ABUNDANDO EN LO QUE BIEN ACABA DE DECIR MI AMIGO Y COMPAÑERO “SAVONAROLA”…

En efecto, como acaba de relataros mi buen amigo Savonarola, ante la negativa no por habitual en el Diez Veces NO (DecaNO) menos sonrrojante y digna de enojo profundo por nuestra parte de no querer convocar una Junta General Extraordinaria que tratase monográficamente la aplicación de la Ley de Tasas en nuestro ámbito y qué posibles medidas se podían arbitrar contra la misma, El Patio decidió recurrir ante el Consejo General lo que nos parecía una auténtica machada por parte de quien manda en la Junta de GobierNO de Gijón contra el sentir (y los intereses profesionales) de todos los Abogados de Gijón; me cupo el inmenso honor de ser yo quien suscribiera aquel recurso en nombre propio como colegiado de Gijón y asímismo en mi cualidad de Presidente de la Asociación de Abogados EL PATIO DE MI COLEGIO. Que media España esté levantada en pie de guerra contra las Tasas de Gallardón, muchos Colegios incluídos, y que aquí se nos vete el derecho de exigir a nuestros jefes corporativos locales a que convoquen una Junta General Extraordinaria cuando cumplimos todos los requisitos que exigen los Estatutos colegiales nos parece, cuando menos, indigno de quien figura y sale en la foto, los vinos y rosas, la farándula y los oropeles, gracias y por cuenta (y a costa) de todo el censo de colegiados gijoneses.

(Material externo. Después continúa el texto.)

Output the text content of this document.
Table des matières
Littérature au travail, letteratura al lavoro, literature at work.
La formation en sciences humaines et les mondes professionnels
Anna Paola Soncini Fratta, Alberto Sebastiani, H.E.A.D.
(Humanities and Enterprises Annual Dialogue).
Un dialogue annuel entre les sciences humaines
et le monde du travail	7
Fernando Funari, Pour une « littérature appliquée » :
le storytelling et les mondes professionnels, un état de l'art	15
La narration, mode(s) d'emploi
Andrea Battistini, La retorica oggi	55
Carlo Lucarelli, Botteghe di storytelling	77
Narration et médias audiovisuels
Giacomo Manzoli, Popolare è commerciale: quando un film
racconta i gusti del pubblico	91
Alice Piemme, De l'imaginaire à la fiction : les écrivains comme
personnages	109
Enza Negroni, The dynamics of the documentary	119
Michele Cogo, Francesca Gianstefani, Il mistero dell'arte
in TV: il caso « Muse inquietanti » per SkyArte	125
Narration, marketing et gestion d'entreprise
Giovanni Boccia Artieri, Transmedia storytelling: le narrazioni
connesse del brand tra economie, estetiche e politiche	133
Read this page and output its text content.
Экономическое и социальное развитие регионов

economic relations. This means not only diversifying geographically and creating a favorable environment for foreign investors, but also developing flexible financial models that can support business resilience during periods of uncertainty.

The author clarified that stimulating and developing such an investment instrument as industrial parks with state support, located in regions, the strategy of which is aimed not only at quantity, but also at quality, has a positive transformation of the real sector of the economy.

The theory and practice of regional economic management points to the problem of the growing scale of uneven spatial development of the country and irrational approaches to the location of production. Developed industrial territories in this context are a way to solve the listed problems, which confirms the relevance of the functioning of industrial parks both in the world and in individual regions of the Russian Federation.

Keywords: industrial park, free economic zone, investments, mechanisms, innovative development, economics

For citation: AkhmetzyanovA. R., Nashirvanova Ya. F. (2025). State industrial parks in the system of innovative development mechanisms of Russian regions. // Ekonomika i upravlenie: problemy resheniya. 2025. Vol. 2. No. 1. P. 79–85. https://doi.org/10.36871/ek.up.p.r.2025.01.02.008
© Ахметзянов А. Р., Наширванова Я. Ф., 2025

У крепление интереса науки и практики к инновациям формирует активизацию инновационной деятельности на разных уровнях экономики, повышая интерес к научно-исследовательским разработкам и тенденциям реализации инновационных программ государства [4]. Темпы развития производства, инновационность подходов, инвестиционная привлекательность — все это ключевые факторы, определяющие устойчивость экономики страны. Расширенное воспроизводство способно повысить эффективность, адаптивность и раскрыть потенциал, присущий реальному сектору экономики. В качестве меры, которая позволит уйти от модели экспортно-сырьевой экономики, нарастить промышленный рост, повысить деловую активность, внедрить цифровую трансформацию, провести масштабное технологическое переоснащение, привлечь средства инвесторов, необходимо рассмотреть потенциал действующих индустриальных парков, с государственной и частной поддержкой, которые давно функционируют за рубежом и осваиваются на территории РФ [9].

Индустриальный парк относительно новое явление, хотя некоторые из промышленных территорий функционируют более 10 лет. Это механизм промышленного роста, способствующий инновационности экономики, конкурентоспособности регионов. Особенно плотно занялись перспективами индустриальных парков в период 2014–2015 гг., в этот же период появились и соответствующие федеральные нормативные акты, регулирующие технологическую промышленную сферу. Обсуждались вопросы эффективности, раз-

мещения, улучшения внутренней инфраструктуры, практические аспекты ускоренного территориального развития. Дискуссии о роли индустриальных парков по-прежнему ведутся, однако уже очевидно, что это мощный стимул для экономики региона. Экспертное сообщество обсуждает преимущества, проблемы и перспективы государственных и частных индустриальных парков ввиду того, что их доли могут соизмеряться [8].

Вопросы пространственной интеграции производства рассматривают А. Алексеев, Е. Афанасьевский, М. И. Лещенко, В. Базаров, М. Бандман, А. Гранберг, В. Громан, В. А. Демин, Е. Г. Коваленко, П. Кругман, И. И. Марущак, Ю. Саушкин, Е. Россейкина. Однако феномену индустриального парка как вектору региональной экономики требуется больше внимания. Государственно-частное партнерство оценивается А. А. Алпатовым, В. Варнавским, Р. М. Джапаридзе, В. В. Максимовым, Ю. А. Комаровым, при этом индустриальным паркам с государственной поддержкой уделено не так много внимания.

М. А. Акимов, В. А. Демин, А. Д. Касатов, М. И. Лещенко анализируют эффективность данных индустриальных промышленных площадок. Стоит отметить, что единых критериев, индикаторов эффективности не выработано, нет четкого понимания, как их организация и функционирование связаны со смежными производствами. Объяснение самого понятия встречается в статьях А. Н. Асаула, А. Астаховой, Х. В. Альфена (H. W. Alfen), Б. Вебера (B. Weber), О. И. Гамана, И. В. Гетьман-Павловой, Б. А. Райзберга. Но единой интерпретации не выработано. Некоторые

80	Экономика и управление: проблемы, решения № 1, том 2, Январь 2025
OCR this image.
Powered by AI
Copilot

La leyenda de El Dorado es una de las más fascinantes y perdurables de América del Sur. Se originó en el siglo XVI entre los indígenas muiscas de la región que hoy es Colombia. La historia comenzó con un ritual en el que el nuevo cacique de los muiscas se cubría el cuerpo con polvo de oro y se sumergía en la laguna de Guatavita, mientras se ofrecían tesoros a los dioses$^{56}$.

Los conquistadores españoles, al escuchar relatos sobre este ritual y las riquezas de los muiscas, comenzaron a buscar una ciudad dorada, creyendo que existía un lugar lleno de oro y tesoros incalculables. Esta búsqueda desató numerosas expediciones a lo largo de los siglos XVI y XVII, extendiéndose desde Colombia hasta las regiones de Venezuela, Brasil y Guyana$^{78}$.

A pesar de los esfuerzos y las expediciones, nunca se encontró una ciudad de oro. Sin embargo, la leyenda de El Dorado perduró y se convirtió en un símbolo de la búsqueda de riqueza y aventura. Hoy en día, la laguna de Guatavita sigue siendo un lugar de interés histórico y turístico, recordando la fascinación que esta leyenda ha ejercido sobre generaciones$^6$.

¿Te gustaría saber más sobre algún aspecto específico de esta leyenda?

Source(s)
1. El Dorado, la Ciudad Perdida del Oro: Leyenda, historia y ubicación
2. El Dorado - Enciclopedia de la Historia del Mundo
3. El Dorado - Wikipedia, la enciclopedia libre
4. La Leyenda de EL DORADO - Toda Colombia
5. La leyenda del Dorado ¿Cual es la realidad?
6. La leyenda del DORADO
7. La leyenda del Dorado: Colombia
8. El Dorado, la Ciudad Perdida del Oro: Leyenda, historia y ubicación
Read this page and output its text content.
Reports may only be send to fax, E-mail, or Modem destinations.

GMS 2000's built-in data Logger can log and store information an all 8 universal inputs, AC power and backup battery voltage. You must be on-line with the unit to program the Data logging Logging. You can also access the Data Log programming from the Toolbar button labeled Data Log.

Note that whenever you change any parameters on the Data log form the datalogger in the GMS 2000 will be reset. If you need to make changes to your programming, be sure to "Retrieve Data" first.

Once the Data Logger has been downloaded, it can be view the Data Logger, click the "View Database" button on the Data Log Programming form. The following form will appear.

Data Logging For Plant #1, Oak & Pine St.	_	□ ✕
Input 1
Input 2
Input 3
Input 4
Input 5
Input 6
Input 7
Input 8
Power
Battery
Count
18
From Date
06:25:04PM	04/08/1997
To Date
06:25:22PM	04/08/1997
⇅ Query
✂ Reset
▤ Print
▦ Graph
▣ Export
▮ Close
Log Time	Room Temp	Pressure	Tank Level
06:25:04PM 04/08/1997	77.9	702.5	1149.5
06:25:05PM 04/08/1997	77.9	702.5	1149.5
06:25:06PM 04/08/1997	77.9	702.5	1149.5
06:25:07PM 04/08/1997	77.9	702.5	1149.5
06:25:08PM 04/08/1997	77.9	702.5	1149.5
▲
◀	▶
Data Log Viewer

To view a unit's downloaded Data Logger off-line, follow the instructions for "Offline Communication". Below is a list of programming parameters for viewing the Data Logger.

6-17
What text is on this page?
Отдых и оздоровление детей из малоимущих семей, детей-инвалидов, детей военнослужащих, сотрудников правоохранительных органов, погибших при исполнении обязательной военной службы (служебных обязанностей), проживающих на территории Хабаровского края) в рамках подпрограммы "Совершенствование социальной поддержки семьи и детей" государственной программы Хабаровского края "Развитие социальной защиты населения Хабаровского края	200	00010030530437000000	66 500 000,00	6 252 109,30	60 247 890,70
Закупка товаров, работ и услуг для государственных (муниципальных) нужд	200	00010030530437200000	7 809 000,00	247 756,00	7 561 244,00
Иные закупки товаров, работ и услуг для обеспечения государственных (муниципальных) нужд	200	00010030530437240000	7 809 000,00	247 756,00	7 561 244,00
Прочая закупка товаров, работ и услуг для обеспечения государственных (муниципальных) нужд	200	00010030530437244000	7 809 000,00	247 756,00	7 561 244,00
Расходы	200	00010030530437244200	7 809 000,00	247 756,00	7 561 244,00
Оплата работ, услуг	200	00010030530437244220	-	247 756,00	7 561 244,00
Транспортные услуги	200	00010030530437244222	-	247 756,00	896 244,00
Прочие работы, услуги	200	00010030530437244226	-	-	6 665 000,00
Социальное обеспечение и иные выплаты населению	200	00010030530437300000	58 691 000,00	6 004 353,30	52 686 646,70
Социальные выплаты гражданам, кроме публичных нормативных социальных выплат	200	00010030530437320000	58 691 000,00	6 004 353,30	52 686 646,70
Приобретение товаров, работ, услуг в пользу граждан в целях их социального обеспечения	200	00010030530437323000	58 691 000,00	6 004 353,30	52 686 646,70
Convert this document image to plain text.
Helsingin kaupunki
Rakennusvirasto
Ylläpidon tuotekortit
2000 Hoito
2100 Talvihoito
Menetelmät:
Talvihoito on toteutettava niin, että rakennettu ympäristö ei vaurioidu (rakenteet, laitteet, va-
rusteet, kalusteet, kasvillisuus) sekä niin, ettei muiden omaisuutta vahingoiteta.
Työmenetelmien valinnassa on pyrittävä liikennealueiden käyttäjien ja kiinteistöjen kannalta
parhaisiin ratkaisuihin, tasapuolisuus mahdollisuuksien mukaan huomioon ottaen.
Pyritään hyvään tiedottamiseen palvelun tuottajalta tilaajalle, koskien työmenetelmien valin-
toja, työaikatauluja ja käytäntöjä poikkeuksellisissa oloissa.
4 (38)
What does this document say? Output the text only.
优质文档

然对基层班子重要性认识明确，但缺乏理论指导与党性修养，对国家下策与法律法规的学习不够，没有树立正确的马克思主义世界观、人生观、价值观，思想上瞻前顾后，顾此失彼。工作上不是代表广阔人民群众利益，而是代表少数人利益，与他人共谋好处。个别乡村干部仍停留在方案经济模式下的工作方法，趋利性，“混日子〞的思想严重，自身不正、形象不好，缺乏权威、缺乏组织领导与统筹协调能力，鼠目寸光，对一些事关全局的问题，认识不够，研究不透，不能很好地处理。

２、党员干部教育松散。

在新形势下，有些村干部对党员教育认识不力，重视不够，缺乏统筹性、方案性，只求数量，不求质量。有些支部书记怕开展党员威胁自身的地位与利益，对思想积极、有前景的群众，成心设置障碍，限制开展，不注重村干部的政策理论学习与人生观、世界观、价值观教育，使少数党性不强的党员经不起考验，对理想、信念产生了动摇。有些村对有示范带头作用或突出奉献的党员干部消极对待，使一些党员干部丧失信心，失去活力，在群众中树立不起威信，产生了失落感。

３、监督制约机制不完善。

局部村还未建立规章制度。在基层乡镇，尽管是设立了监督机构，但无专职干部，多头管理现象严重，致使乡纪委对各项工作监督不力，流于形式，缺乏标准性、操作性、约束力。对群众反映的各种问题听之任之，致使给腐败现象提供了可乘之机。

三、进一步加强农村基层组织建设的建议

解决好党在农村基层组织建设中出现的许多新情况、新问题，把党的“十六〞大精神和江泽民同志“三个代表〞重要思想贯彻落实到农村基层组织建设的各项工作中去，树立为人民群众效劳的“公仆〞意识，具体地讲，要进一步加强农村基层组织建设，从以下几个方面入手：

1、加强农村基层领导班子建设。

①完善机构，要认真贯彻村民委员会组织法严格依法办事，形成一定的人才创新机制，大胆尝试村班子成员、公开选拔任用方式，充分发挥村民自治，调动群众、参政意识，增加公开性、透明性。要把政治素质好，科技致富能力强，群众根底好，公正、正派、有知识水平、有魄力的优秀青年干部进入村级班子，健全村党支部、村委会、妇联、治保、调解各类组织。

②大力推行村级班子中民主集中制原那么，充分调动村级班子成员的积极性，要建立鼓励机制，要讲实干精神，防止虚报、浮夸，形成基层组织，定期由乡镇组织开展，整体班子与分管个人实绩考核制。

En los archivos adjuntos podéis examinar la resolución que dictó el Consejo General de la Abogacía el pasado mes de Marzo, he de reconocer que contra todo pronóstico no porque no pensásemos que nos avalaba la razón sino porque dudábamos de que el Consejo fuese a acoger nuestras argumentaciones (de lo cual nos congratulamos todos y por lo cual reconocemos públicamente –por una vez- la equidad y justicia de dicho órgano corporativo), y que además, afortunados que somos los patios, le fue notificado a nuestra por entonces Secretaria de la Asociación en pleno III Congreso Nacional de los Abogados del Turno de Oficio que estábamos celebrando por aquellos días en Alcalá de Henares. Podéis imaginaros el regocijo que tuvimos y los ohsss de admiración que se ganó nuestra Asociación entre compañeros de toda España que asistían al Congreso (con no pocos representantes de unas cuantas Juntas de Gobierno, por cierto) cuando nos pasaron la información vía SMS y nosotros, una vez confirmada tras el lógico inicial subidón, la trasladamos de inmediato a todos los congresistas…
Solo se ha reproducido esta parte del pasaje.